Ivory-billed Woodpecker in flight, Singer Tract, Louisiana, 1935. Enhanced photo by A.A. Allen and J.T. Tanner.

Specimen of Ivory-billed Woodpecker showing the narrow black underwing stripe. AMNH specimen #429894.

Analysis of fields from the reenactment video

The reenactment video revealed that the diagnostic features of the underwing patterns of both species are clearly visible in blurry video fields, taken under conditions similar to those of the Luneau video. In the Pileated Woodpecker (below, left), the broad black rim on the underwing is present in every field. In contrast, the underwing of the Ivory-billed Woodpecker model (below, right) appears mostly white with a black tip. The latter pattern is strikingly similar to the bird in the Luneau video.

In the reenactment video, the Pileated Woodpecker underwing is half black and in all video fields clearly shows a broad black trailing edge, despite the obvious blurring. Also note the white underwing patch is small compared to the size and diameter of the body.
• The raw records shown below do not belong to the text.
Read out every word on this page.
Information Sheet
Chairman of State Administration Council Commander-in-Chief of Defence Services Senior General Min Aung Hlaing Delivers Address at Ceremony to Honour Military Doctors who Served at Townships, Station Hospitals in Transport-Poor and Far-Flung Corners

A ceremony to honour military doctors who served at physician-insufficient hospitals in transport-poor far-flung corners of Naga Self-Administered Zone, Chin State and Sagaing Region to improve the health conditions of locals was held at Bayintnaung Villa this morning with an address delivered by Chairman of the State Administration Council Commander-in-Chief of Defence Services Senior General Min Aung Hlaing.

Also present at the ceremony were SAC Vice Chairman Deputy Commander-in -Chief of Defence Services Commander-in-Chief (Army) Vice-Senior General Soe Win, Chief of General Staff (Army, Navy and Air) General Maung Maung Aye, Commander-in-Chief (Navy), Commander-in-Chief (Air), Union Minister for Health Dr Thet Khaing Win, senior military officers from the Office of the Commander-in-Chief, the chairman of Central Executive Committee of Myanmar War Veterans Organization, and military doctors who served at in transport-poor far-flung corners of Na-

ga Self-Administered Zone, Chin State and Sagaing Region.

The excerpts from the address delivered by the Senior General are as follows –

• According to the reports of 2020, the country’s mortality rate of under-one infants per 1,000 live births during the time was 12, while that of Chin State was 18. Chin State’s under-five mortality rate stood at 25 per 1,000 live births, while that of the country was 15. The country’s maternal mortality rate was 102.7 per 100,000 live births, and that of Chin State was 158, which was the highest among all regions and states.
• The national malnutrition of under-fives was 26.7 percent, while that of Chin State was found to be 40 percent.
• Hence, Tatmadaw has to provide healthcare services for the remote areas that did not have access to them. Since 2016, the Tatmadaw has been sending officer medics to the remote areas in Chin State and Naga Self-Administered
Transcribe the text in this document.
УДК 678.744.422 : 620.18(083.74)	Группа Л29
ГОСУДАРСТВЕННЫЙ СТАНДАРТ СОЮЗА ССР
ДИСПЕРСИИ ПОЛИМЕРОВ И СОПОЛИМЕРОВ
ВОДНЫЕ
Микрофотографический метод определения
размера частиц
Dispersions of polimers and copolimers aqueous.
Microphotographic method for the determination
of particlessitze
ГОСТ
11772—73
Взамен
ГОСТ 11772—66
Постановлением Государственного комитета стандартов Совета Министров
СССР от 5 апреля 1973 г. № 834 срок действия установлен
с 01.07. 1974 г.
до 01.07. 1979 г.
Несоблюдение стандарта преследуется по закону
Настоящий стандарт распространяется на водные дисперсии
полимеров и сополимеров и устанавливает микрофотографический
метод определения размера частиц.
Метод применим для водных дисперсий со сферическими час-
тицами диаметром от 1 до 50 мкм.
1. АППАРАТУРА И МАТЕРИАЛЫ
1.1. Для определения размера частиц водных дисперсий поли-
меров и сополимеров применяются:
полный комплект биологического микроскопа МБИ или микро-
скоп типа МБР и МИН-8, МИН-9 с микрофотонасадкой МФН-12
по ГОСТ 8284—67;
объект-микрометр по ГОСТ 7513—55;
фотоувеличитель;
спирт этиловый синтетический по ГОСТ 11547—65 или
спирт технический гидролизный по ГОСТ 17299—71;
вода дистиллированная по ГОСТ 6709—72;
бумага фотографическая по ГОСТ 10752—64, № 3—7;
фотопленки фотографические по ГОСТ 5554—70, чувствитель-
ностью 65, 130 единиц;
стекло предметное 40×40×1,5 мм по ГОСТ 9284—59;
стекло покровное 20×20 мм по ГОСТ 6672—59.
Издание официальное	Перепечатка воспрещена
In the reenactment video, the Ivory-billed Woodpecker underwing appears almost entirely white in all fields. The narrow, black strip down the middle is lost owing to the poor resolution and blur of the video. Also note the white underwing area is large compared to the size and diameter of the body.

To view video clips of a portion of the reenactment, click on the images below. You can scroll manually through these video clips by moving the round button at the bottom of the frame with your mouse, or by using the left-arrow and right-arrow keys on your keyboard.

Reenactment with Ivory-billed Woodpecker model (l) and reenactment with Pileated Woodpecker model (r). In both images the model is facing away from the viewer and angled slightly to the left.

In all fields of the Luneau video, the underwing is predominantly white and the size of the white underwing area is large compared to the diameter of the body. In none of the fields of the Luneau video can we detect a broad black trailing edge as shown by the Pileated Woodpecker model and by all our videos of live Pileated Woodpeckers in flight. In contrast, all fields of Pileated Woodpecker in flight show a smaller white underwing area concentrated along the leading edge of the wing, a significant rim of black making up half the underwing surface, and a diagnostic black trailing edge along the entire length of the wing, from the tip all the way to the body.